Many moons ago we wrote a series of blog posts detailing the standard array types that you’re most likely to use in your work (links below). Now we’re back to finish off the series with the remaining 6 arrays that aren’t commonly used. And since we’re in the middle of this blog series, why not discuss the Equatorial Array? Get it? Because “equatorial” sounds like “equator”. Ok, bad jokes aside, let’s get on with it.
If you want to check out the previous arrays we’ve discussed, here are links to those posts:
- Part 1: Wenner Array
- Part 2: Schlumberger Array
- Part 3: Dipole-Dipole Array
- Part 4: Pole-Dipole Array
- Part 5: Pole-Pole Array
A quick refresher on electrode arrays (in less than 30 words):
Electrode arrays are different arrangements of electrodes used to perform geophysical resistivity measurements. Electrode arrays were developed in order to make field measurements more efficient and data interpretation easier.
What is the Equatorial Array?
Also known as the Equatorial-Dipole array, the Equatorial array consists of the two dipoles—A-B and M-N—oriented perpendicular to the survey line.
During the sounding process, M-N is moved away from A-B along the perpendicular bisector (n).

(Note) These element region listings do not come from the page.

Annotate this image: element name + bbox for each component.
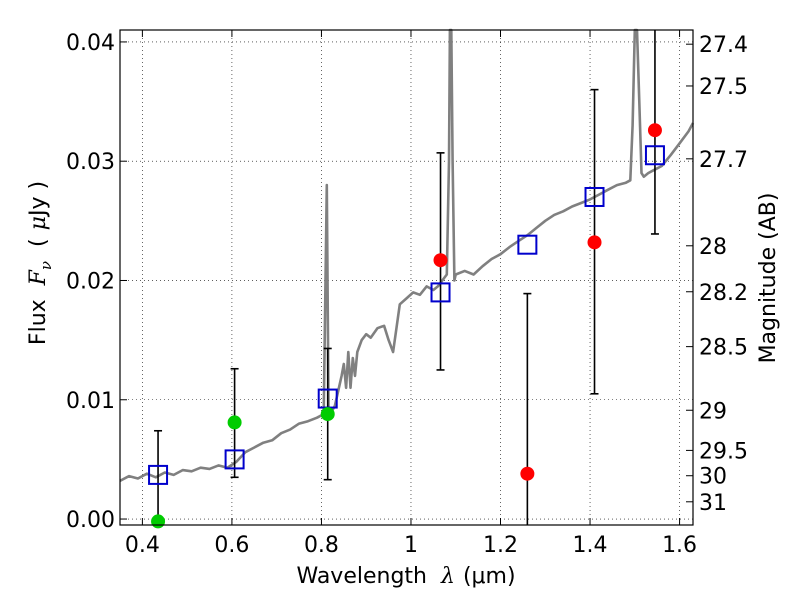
y2-tick-label: 30: [699, 465, 727, 490]
y2-tick-label: 28.5: [699, 336, 748, 361]
green-data-point: [227, 415, 242, 430]
axis-ticks: 0.4 0.6 0.8 1 1.2 1.4 1.6 0.00 0.01 0.02 0.03 0.04 2…: [66, 30, 748, 558]
green-data-point: [320, 407, 335, 422]
x-tick-label: 1.4: [573, 533, 608, 558]
y2-tick-label: 29: [699, 399, 727, 424]
spectrum-line: [119, 28, 695, 483]
x-tick-label: 1.2: [483, 533, 518, 558]
x-tick-label: 0.8: [304, 533, 339, 558]
green-data-point: [151, 514, 166, 529]
model-square-marker: [517, 234, 538, 255]
model-square-marker: [148, 464, 169, 485]
y2-tick-label: 27.5: [699, 75, 748, 100]
x-tick-label: 0.4: [125, 533, 160, 558]
y2-tick-label: 27.4: [699, 33, 748, 58]
y-tick-label: 0.02: [66, 269, 115, 294]
y-tick-label: 0.00: [66, 508, 115, 533]
red-data-point: [587, 235, 602, 250]
y-tick-label: 0.01: [66, 389, 115, 414]
model-square-marker: [430, 282, 451, 303]
y-tick-label: 0.03: [66, 150, 115, 175]
model-square-marker: [644, 145, 665, 166]
grid-lines: [120, 30, 693, 525]
model-square-marker: [224, 449, 245, 470]
x-tick-label: 1: [404, 533, 418, 558]
plot-frame: [119, 29, 694, 526]
red-data-point: [520, 466, 535, 481]
model-square-marker: [584, 186, 605, 207]
y2-tick-label: 29.5: [699, 439, 748, 464]
red-data-point: [647, 123, 662, 138]
y2-tick-label: 31: [699, 491, 727, 516]
x-tick-label: 0.6: [214, 533, 249, 558]
x-axis-label: Wavelength λ (μm): [296, 564, 515, 589]
y2-tick-label: 28: [699, 235, 727, 260]
data-markers: [148, 123, 665, 529]
x-tick-label: 1.6: [662, 533, 697, 558]
y2-axis-label: Magnitude (AB): [756, 193, 781, 364]
y2-tick-label: 28.2: [699, 281, 748, 306]
y-axis-label: FluxFν(μJy ): [26, 181, 55, 345]
red-data-point: [433, 253, 448, 268]
model-spectrum: [119, 28, 695, 483]
y-tick-label: 0.04: [66, 31, 115, 56]
y2-tick-label: 27.7: [699, 148, 748, 173]
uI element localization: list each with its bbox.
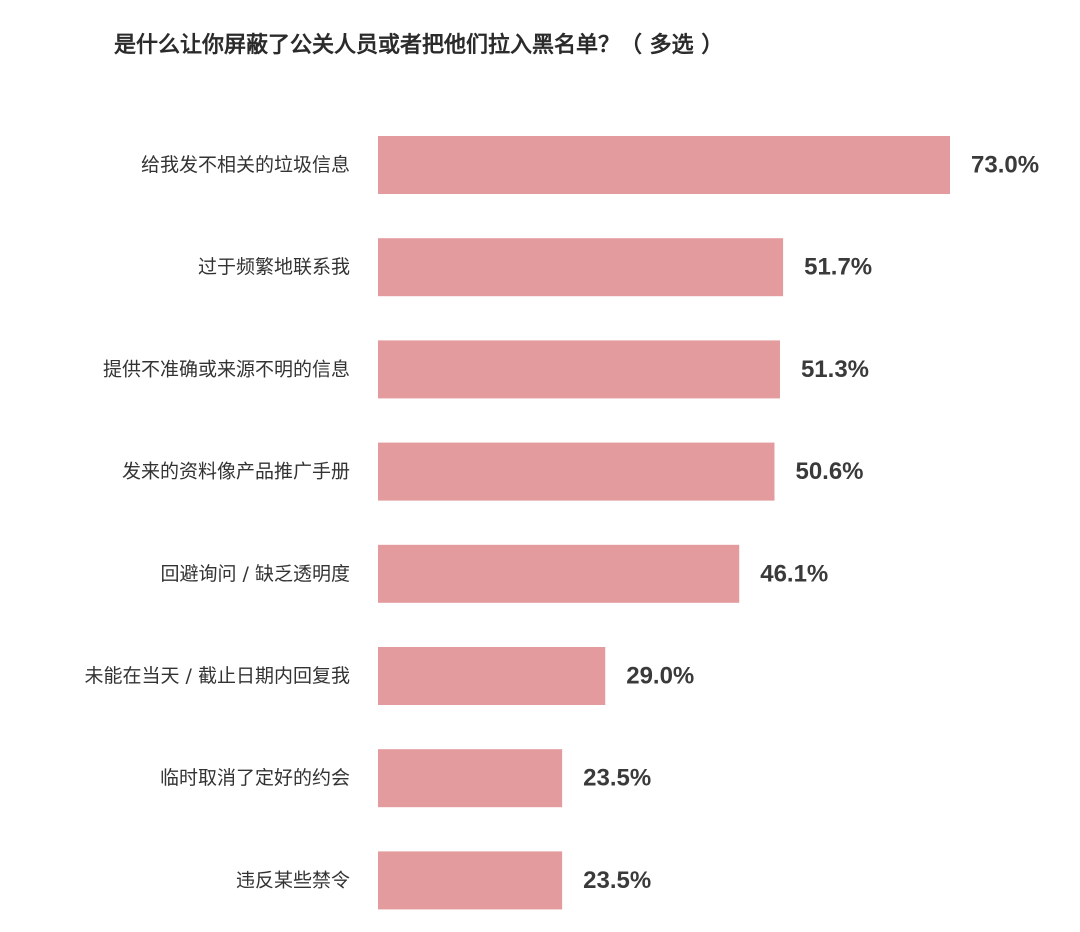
bar-group: 临时取消了定好的约会 23.5% <box>160 749 651 808</box>
category-label: 未能在当天 / 截止日期内回复我 <box>85 665 350 687</box>
value-label: 23.5% <box>583 867 651 894</box>
value-label: 46.1% <box>760 560 828 587</box>
value-label: 51.7% <box>804 254 872 281</box>
bar <box>378 442 775 501</box>
value-label: 51.3% <box>801 356 869 383</box>
bar <box>378 749 563 808</box>
bar-group: 给我发不相关的垃圾信息 73.0% <box>141 136 1039 194</box>
category-label: 回避询问 / 缺乏透明度 <box>161 563 350 585</box>
bars-layer: 给我发不相关的垃圾信息 73.0% 过于频繁地联系我 51.7% 提供不准确或来源不明的… <box>85 136 1039 910</box>
value-label: 73.0% <box>971 152 1039 179</box>
bar <box>378 647 606 705</box>
bar-group: 未能在当天 / 截止日期内回复我 29.0% <box>85 647 694 705</box>
bar <box>378 340 780 399</box>
bar <box>378 136 950 194</box>
bar <box>378 851 563 910</box>
bar <box>378 544 740 603</box>
category-label: 给我发不相关的垃圾信息 <box>141 154 350 176</box>
category-label: 违反某些禁令 <box>236 869 350 891</box>
value-label: 29.0% <box>626 663 694 690</box>
bar-group: 回避询问 / 缺乏透明度 46.1% <box>161 544 828 603</box>
chart-title: 是什么让你屏蔽了公关人员或者把他们拉入黑名单？（ 多选 ） <box>114 32 723 58</box>
value-label: 23.5% <box>583 765 651 792</box>
bar-group: 违反某些禁令 23.5% <box>236 851 651 910</box>
bar <box>378 238 784 297</box>
category-label: 发来的资料像产品推广手册 <box>122 461 350 483</box>
category-label: 临时取消了定好的约会 <box>160 767 350 789</box>
bar-group: 发来的资料像产品推广手册 50.6% <box>122 442 864 501</box>
value-label: 50.6% <box>795 458 863 485</box>
bar-group: 提供不准确或来源不明的信息 51.3% <box>103 340 869 399</box>
category-label: 过于频繁地联系我 <box>198 256 350 278</box>
bar-group: 过于频繁地联系我 51.7% <box>198 238 872 297</box>
category-label: 提供不准确或来源不明的信息 <box>103 358 350 380</box>
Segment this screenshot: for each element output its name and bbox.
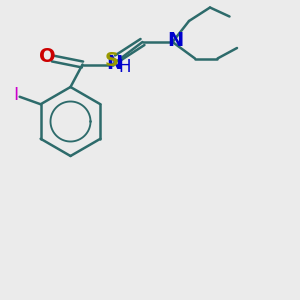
Text: N: N: [167, 31, 183, 50]
Text: I: I: [14, 86, 19, 104]
Text: O: O: [39, 46, 56, 66]
Text: H: H: [119, 58, 131, 76]
Text: N: N: [106, 53, 122, 73]
Text: S: S: [105, 50, 118, 70]
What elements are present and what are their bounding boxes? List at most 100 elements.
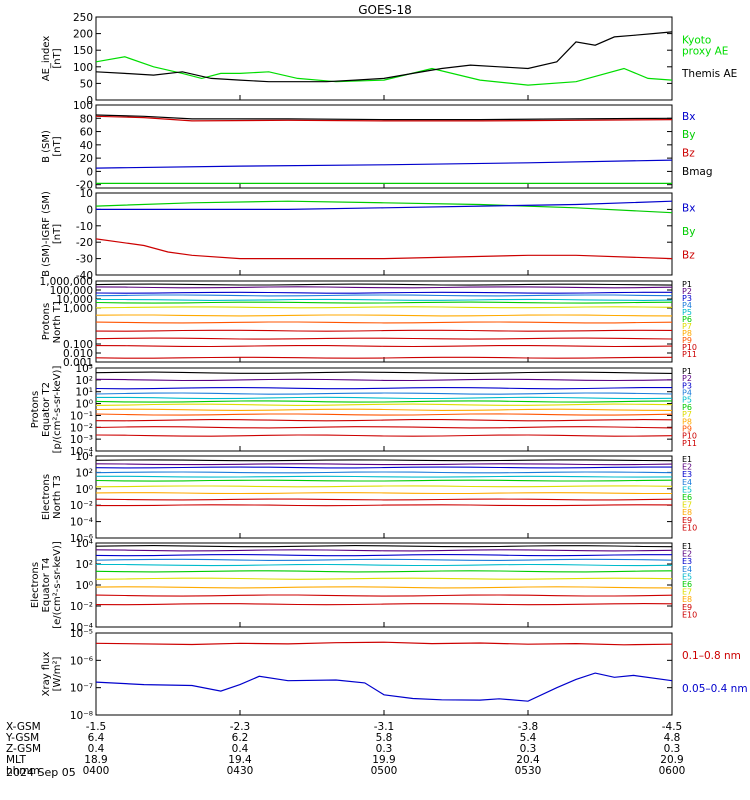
legend-entry: E8: [682, 508, 692, 517]
y-axis-label: [W/m²]: [52, 656, 63, 691]
legend-entry: E2: [682, 463, 692, 472]
series-line: [96, 329, 672, 332]
series-line: [96, 459, 672, 462]
y-axis-label: Electrons: [41, 474, 52, 520]
legend-entry: E10: [682, 523, 697, 532]
y-tick-label: 1,000,000: [40, 276, 93, 288]
series-line: [96, 498, 672, 501]
y-tick-label: 60: [80, 127, 93, 139]
series-line: [96, 426, 672, 429]
series-line: [96, 56, 672, 86]
y-tick-label: 1,000: [63, 303, 93, 315]
legend-entry: E2: [682, 550, 692, 559]
x-axis-value: 0600: [659, 765, 686, 777]
series-line: [96, 400, 672, 403]
y-tick-label: 10²: [75, 467, 93, 479]
panel-6: 10⁴ 10² 10⁰ 10⁻² 10⁻⁴ 10⁻⁶ Electrons North T3 E1…: [41, 451, 697, 545]
y-tick-label: 100,000: [50, 285, 93, 297]
legend-entry: 0.1–0.8 nm: [682, 650, 741, 662]
series-line: [96, 434, 672, 437]
series-line: [96, 403, 672, 406]
panel-7: 10⁴ 10² 10⁰ 10⁻² 10⁻⁴ Electrons Equator T4 [e/(…: [30, 538, 697, 634]
legend-entry: P10: [682, 432, 697, 441]
y-tick-label: 10⁻⁷: [70, 683, 93, 695]
legend-entry: E9: [682, 516, 692, 525]
series-line: [96, 314, 672, 317]
x-axis-value: -2.3: [230, 721, 251, 733]
y-tick-label: -20: [76, 237, 93, 249]
legend-entry: P11: [682, 439, 697, 448]
y-tick-label: -10: [76, 221, 93, 233]
series-line: [96, 283, 672, 286]
x-axis-row-label: hhmm: [6, 765, 40, 777]
series-line: [96, 603, 672, 606]
y-tick-label: 10⁻⁴: [70, 446, 93, 458]
x-axis-value: 5.4: [520, 732, 537, 744]
legend-entry: P6: [682, 403, 692, 412]
y-tick-label: 80: [80, 113, 93, 125]
y-tick-label: 10⁻³: [70, 434, 93, 446]
y-axis-label: Protons: [30, 391, 41, 428]
series-line: [96, 492, 672, 495]
y-tick-label: 250: [73, 12, 93, 24]
y-tick-label: 10,000: [56, 294, 93, 306]
panel-frame: [95, 192, 673, 276]
y-tick-label: 10⁻⁴: [70, 517, 93, 529]
legend-entry: E3: [682, 557, 692, 566]
y-axis-label: North T1: [52, 300, 63, 344]
legend-entry: P3: [682, 294, 692, 303]
x-axis-value: 20.9: [660, 754, 683, 766]
panel-8: 10⁻⁵ 10⁻⁶ 10⁻⁷ 10⁻⁸ Xray flux [W/m²] 0.1–0.8 n…: [41, 628, 748, 722]
series-group: [96, 545, 672, 606]
y-tick-label: 10⁻⁵: [70, 628, 93, 640]
legend-entry: E5: [682, 572, 692, 581]
y-axis-label: B (SM): [41, 130, 52, 163]
legend-entry: E9: [682, 603, 692, 612]
x-axis-value: 0530: [515, 765, 542, 777]
y-tick-label: 10¹: [75, 387, 93, 399]
legend-entry: Bz: [682, 250, 695, 262]
legend-entry: E6: [682, 580, 692, 589]
legend-entry: proxy AE: [682, 46, 728, 58]
y-tick-label: 10²: [75, 375, 93, 387]
series-line: [96, 301, 672, 304]
y-tick-label: 10⁻²: [70, 601, 93, 613]
series-group: [96, 459, 672, 507]
legend-entry: E7: [682, 501, 692, 510]
y-tick-label: 0.100: [63, 339, 93, 351]
y-tick-label: 0.001: [63, 357, 93, 369]
legend-entry: P6: [682, 315, 692, 324]
panel-frame: [95, 16, 673, 101]
legend-entry: P11: [682, 350, 697, 359]
series-line: [96, 408, 672, 411]
legend-entry: E10: [682, 610, 697, 619]
y-axis-label: B (SM)-IGRF (SM): [41, 191, 52, 277]
series-group: [96, 31, 672, 86]
legend-entry: P5: [682, 396, 692, 405]
legend-entry: P9: [682, 336, 692, 345]
x-axis-table: X-GSMY-GSMZ-GSMMLThhmm-1.56.40.418.90400…: [5, 721, 685, 777]
legend-entry: 0.05–0.4 nm: [682, 683, 748, 695]
x-axis-row-label: Y-GSM: [5, 732, 39, 744]
panel-frame: [95, 632, 673, 716]
series-group: [96, 114, 672, 184]
series-line: [96, 554, 672, 557]
x-axis-value: 5.8: [376, 732, 393, 744]
x-axis-value: -1.5: [86, 721, 107, 733]
series-line: [96, 413, 672, 416]
legend-entry: P5: [682, 308, 692, 317]
series-line: [96, 337, 672, 340]
y-axis-label: Electrons: [30, 562, 41, 608]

This perpendicular bisector may be regarded as an equator to the poles at A and B; hence the name "equatorial arrangement." (Reference: Geometric Factors Of Bipole-Dipole Arrays)
Benefits, Considerations, & Applications Of The Equatorial Array
Benefits: The advantage of the Equatorial Array is that you’re able to penetrate even deeper into the ground than the Dipole-Dipole array (assuming the length along the survey line is the same). This can be particularly advantageous when pulling an array of electrodes behind a vehicle or in limited spaces.
Consideration: One consideration of the Equatorial Array is that even though it can see deeper than other arrays, it will lose signal as it is expanded, which limits its use.
Applications: The equatorial array is used less often than other arrays, but it is still very useful. It can be especially helpful in situations where you are limited by tight space constraints. For example, imagine doing a survey in a parking garage. Certainly, you do not have much space between support structures there. Using this array, you can see as deep as possible in a limited space.